Ein fröhlicher Freitagabend fand für Uwe Lockstädt ein furchtbares Ende. Der Aligser, viele Jahre für Hannover 96 am Ball, hatte einen schweren Autounfall, sitzt seither im Rollstuhl. Für ein Benefizspiel kamen die Roten aufs Dorf, der heute 53-Jährige blickt zurück – aber immer auch zuversichtlich nach vorn.
An den Moment, der sein Leben veränderte, besitzt Uwe Lockstädt keine Erinnerung. „Ich weiß nur noch, dass ich einen Lkw überholt habe“, sagt er.
Die Polizei fand ihn recht bald. Da jemand einen Geisterfahrer gemeldet hatte, waren die Beamten an diesem späten Abend des 26. September 1986 sowieso auf der Autobahn 2 in Höhe Lehrte unterwegs und wurden auf den lindgrünen Opel Ascona abseits der Straße eher zufällig aufmerksam. Ob das Fahrzeug in der verkehrten Richtung dem seinerzeit 19-jährigen Lockstädt gewissermaßen das Leben gerettet hatte oder ursächlich für den Unfall gewesen ist? Bis heute ungeklärt. „Der Geisterfahrer wurde nie gefunden“, sagt Lockstädt.
Die Rettungskräfte brauchten einige Zeit, um den einzigen Insassen Lockstädt aus dem demolierten Fahrzeug, das gegen einen Baum geprallt war, zu befreien und brachten ihn in die Medizinische Hochschule, von wo aus er nach zwei Herzstillständen ins Querschnittgelähmten-Zentrum Hamburg transportiert wurde. „Ich wollte immer mal Hubschrauber fliegen“, sagt er schmunzelnd. „Aber nicht unbedingt auf diese Art.“
Seit der Kollision sitzt Lockstädt im Rollstuhl. Sein Rückenmark wurde auf Höhe des vierten und fünften Halswirbels durchtrennt. Bei der Rekonstruktion des Unfallhergangs wurden weder fremde Lackspuren noch ein technischer Defekt am Auto („Das gehörte auch noch meiner Mutter“) entdeckt. Mit einem Tempo von etwa 160 Stundenkilometern muss Lockstädt in Richtung Mittelleitplanke von der Fahrbahn abgekommen sein und anschließend eine Vollbremsung hingelegt haben.

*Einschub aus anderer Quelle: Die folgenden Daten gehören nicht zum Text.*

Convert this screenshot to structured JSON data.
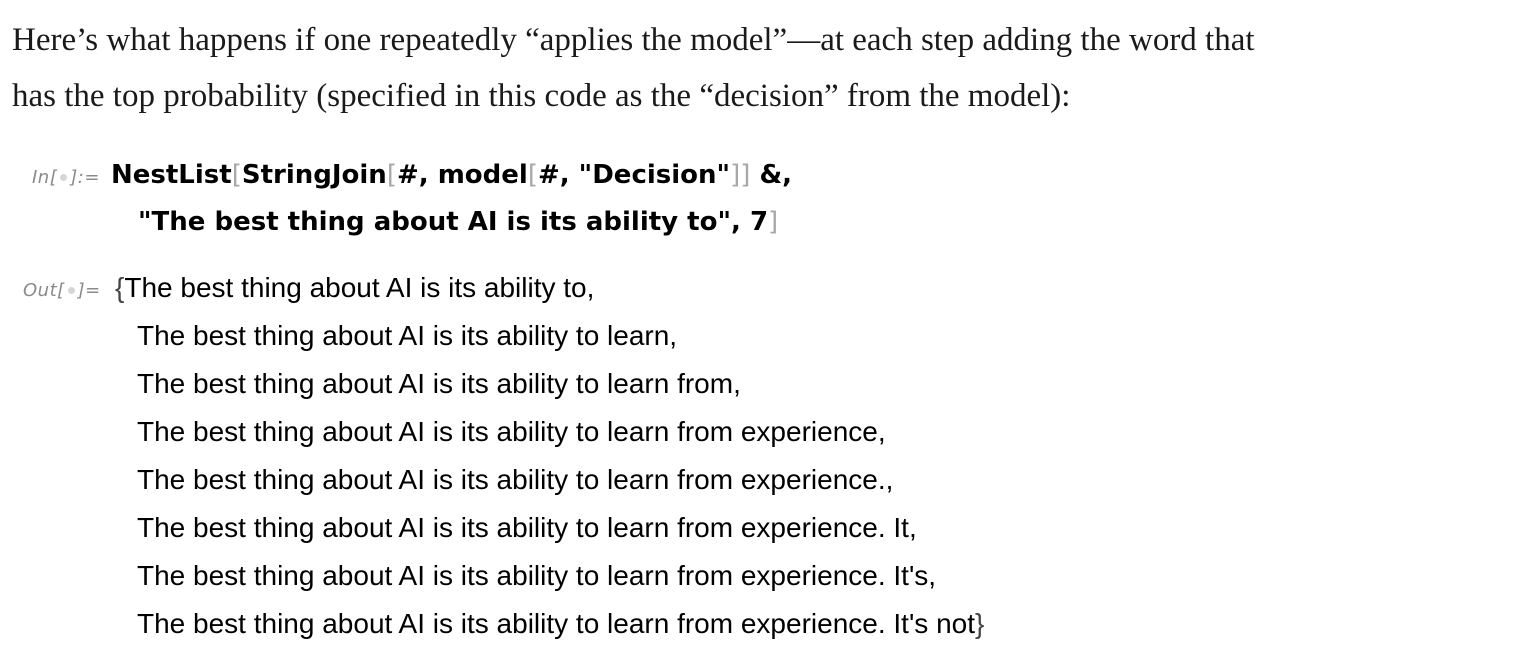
{
  "prose": {
    "line1": "Here’s what happens if one repeatedly “applies the model”—at each step adding the word that",
    "line2": "has the top probability (specified in this code as the “decision” from the model):"
  },
  "input_cell": {
    "label_prefix": "In[",
    "label_suffix": "]:=",
    "line1": {
      "func1": "NestList",
      "open1": "[",
      "func2": "StringJoin",
      "open2": "[",
      "arg1": "#, ",
      "func3": "model",
      "open3": "[",
      "arg2": "#, \"Decision\"",
      "close3": "]",
      "close2": "]",
      "tail": " &,"
    },
    "line2": {
      "string": "\"The best thing about AI is its ability to\", 7",
      "close1": "]"
    }
  },
  "output_cell": {
    "label_prefix": "Out[",
    "label_suffix": "]=",
    "open_brace": "{",
    "close_brace": "}",
    "items": [
      "The best thing about AI is its ability to,",
      "The best thing about AI is its ability to learn,",
      "The best thing about AI is its ability to learn from,",
      "The best thing about AI is its ability to learn from experience,",
      "The best thing about AI is its ability to learn from experience.,",
      "The best thing about AI is its ability to learn from experience. It,",
      "The best thing about AI is its ability to learn from experience. It's,",
      "The best thing about AI is its ability to learn from experience. It's not"
    ]
  }
}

Es war das furchtbare Ende eines fröhlichen Freitagabends. Zunächst hatte der junge Fußballer das Spiel der 2. Bundesliga zwischen Hannover 96 und Alemannia Aachen besucht, das die Gastgeber durch ein Tor von Siegfried Reich mit 1:0 gewonnen und dadurch ihre Tabellenführung ausgebaut hatten.

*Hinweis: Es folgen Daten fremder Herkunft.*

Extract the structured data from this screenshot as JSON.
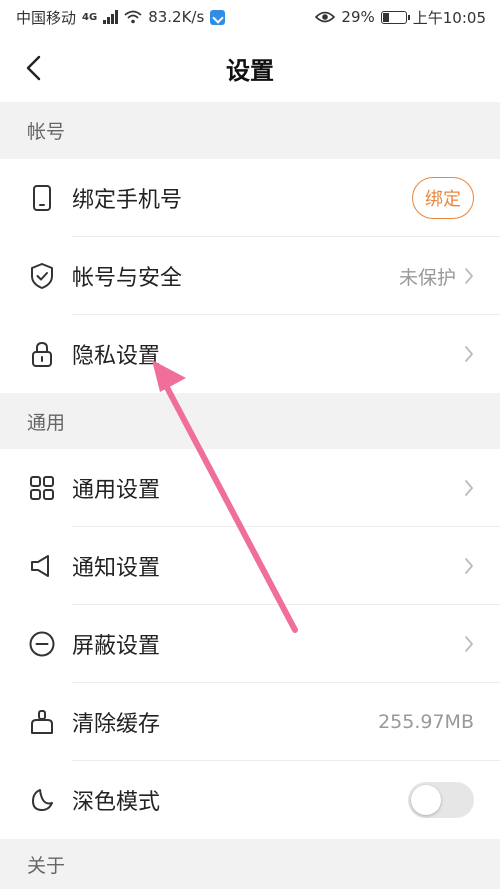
{
  "status_bar": {
    "carrier": "中国移动",
    "network": "4G",
    "speed": "83.2K/s",
    "battery": "29%",
    "battery_level": 0.29,
    "time": "上午10:05"
  },
  "nav": {
    "title": "设置",
    "back_icon": "chevron-left-icon"
  },
  "sections": [
    {
      "header": "帐号",
      "rows": [
        {
          "label": "绑定手机号",
          "icon": "phone-icon",
          "action_label": "绑定"
        },
        {
          "label": "帐号与安全",
          "icon": "shield-icon",
          "value": "未保护"
        },
        {
          "label": "隐私设置",
          "icon": "lock-icon"
        }
      ]
    },
    {
      "header": "通用",
      "rows": [
        {
          "label": "通用设置",
          "icon": "grid-icon"
        },
        {
          "label": "通知设置",
          "icon": "speaker-icon"
        },
        {
          "label": "屏蔽设置",
          "icon": "minus-circle-icon"
        },
        {
          "label": "清除缓存",
          "icon": "broom-icon",
          "value": "255.97MB"
        },
        {
          "label": "深色模式",
          "icon": "moon-icon",
          "toggle_on": false
        }
      ]
    },
    {
      "header": "关于",
      "rows": []
    }
  ],
  "colors": {
    "accent": "#e8873f",
    "annotation_arrow": "#ef6e9a"
  }
}
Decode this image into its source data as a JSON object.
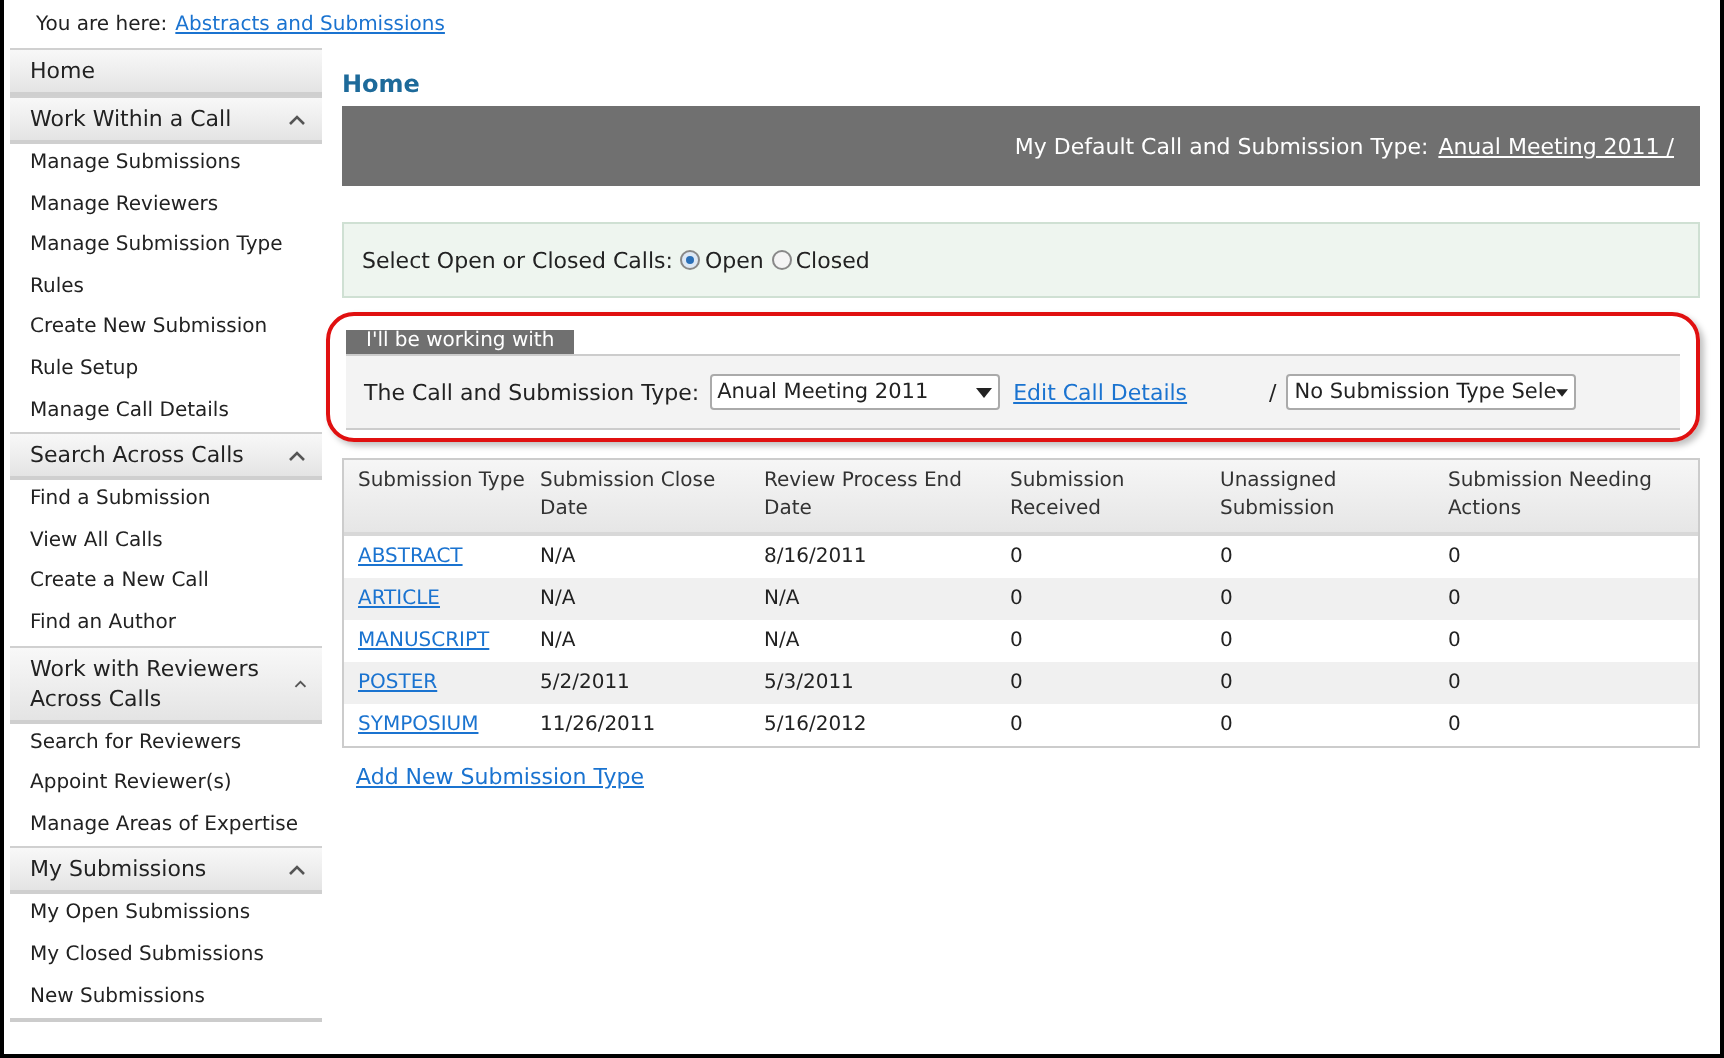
{
  "breadcrumb": {
    "label": "You are here:",
    "link": "Abstracts and Submissions"
  },
  "sidebar": {
    "sections": [
      {
        "title": "Home",
        "kind": "link"
      },
      {
        "title": "Work Within a Call",
        "kind": "section",
        "expanded": true,
        "items": [
          "Manage Submissions",
          "Manage Reviewers",
          "Manage Submission Type",
          "Rules",
          "Create New Submission",
          "Rule Setup",
          "Manage Call Details"
        ]
      },
      {
        "title": "Search Across Calls",
        "kind": "section",
        "expanded": true,
        "items": [
          "Find a Submission",
          "View All Calls",
          "Create a New Call",
          "Find an Author"
        ]
      },
      {
        "title": "Work with Reviewers Across Calls",
        "kind": "section",
        "expanded": true,
        "items": [
          "Search for Reviewers",
          "Appoint Reviewer(s)",
          "Manage Areas of Expertise"
        ]
      },
      {
        "title": "My Submissions",
        "kind": "section",
        "expanded": true,
        "items": [
          "My Open Submissions",
          "My Closed Submissions",
          "New Submissions"
        ]
      }
    ]
  },
  "page_title": "Home",
  "banner": {
    "label": "My Default Call and Submission Type:",
    "link": "Anual Meeting 2011 /"
  },
  "call_filter": {
    "label": "Select Open or Closed Calls:",
    "options": [
      {
        "label": "Open",
        "selected": true
      },
      {
        "label": "Closed",
        "selected": false
      }
    ]
  },
  "working_with": {
    "tab": "I'll be working with",
    "highlighted": true,
    "label": "The Call and Submission Type:",
    "call_select": "Anual Meeting 2011",
    "edit_link": "Edit Call Details",
    "separator": "/",
    "type_select": "No Submission Type Sele"
  },
  "table": {
    "columns": [
      "Submission Type",
      "Submission Close Date",
      "Review Process End Date",
      "Submission Received",
      "Unassigned Submission",
      "Submission Needing Actions"
    ],
    "rows": [
      [
        "ABSTRACT",
        "N/A",
        "8/16/2011",
        "0",
        "0",
        "0"
      ],
      [
        "ARTICLE",
        "N/A",
        "N/A",
        "0",
        "0",
        "0"
      ],
      [
        "MANUSCRIPT",
        "N/A",
        "N/A",
        "0",
        "0",
        "0"
      ],
      [
        "POSTER",
        "5/2/2011",
        "5/3/2011",
        "0",
        "0",
        "0"
      ],
      [
        "SYMPOSIUM",
        "11/26/2011",
        "5/16/2012",
        "0",
        "0",
        "0"
      ]
    ]
  },
  "add_link": "Add New Submission Type"
}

Danach war Lockstädt mit einem Freund noch kurz in einer Disco in Altwarmbüchen gewesen, ehe sich beide in unterschiedliche Richtungen auf den Heimweg begaben. „Die Polizei ist davon ausgegangen, dass ich eingeschlafen wäre“, sagt Lockstädt. „Ich kann mir das aber nicht vorstellen, weil es nur so ein kurzer Weg war. Alkohol habe ich zumindest nie getrunken, wenn ich Auto gefahren bin.“
Erst wenige Wochen zuvor war der talentierte Mittelstürmer von den 96-Amateuren, der spätere Lizenzspieler Oliver Stöcking hatte ihn im Juniorenalter dorthin gelotst, zur TSV Burgdorf gewechselt. „Die wollten mit jungen Leuten ein neues Team aufbauen“, sagt Lockstädt.
Zudem hatte er die A-Junioren des Vereins in seinem Heimatort – die SF Aligse – frisch als Trainer übernommen. Als seine Spieler im Sommer 1987 den Aufstieg feierten und Hannover 96 die Bundesliga-Rückkehr geschafft hatte, kam Lockstädt gerade erst wieder aus Hamburg in den Lehrter Ortsteil zurück. Acht Monate war er zur Behandlung fort gewesen.
„In der ersten Zeit hat man immer noch die Bremsspur gesehen“, sagt Lockstädt. Nicht nur deshalb fiel ihm die Rückkehr nach Hause schwer. „Im Krankenhaus hat man das nicht so richtig registriert. Da waren ja so viele Querschnittsgelähmte“, erinnert er sich. „Aber wenn kein anderer Rollstuhlfahrer mehr da ist, wird einem das alles erst richtig bewusst.“
Das Schicksal des jungen Mannes bewegte viele in und um Aligse. Und so war das Auestadion der Sportfreunde bestens gefüllt, als das seinerzeit von Hans Siemensmeyer trainierte Hannover 96 zum Benefizspiel für Lockstädt seine Aufwartung machte.
Ziemlich genau zwei Jahre nach dem Unfall kickten mit Mathias Kuhlmey, Bastian Hellberg, der als Ex-Aligser die Partie mit SFA-Betreuer Rainer Windrich angeleiert hatte, und Karsten Surmann auch drei 96er in Aligse, denen die Hauptperson am Unfallabend im Niedersachsenstadion noch zugejubelt hatte. 7250 D-Mark kamen zusammen, die Lockstädt in einen ebenerdigen Anbau des elterlichen Haus investierte.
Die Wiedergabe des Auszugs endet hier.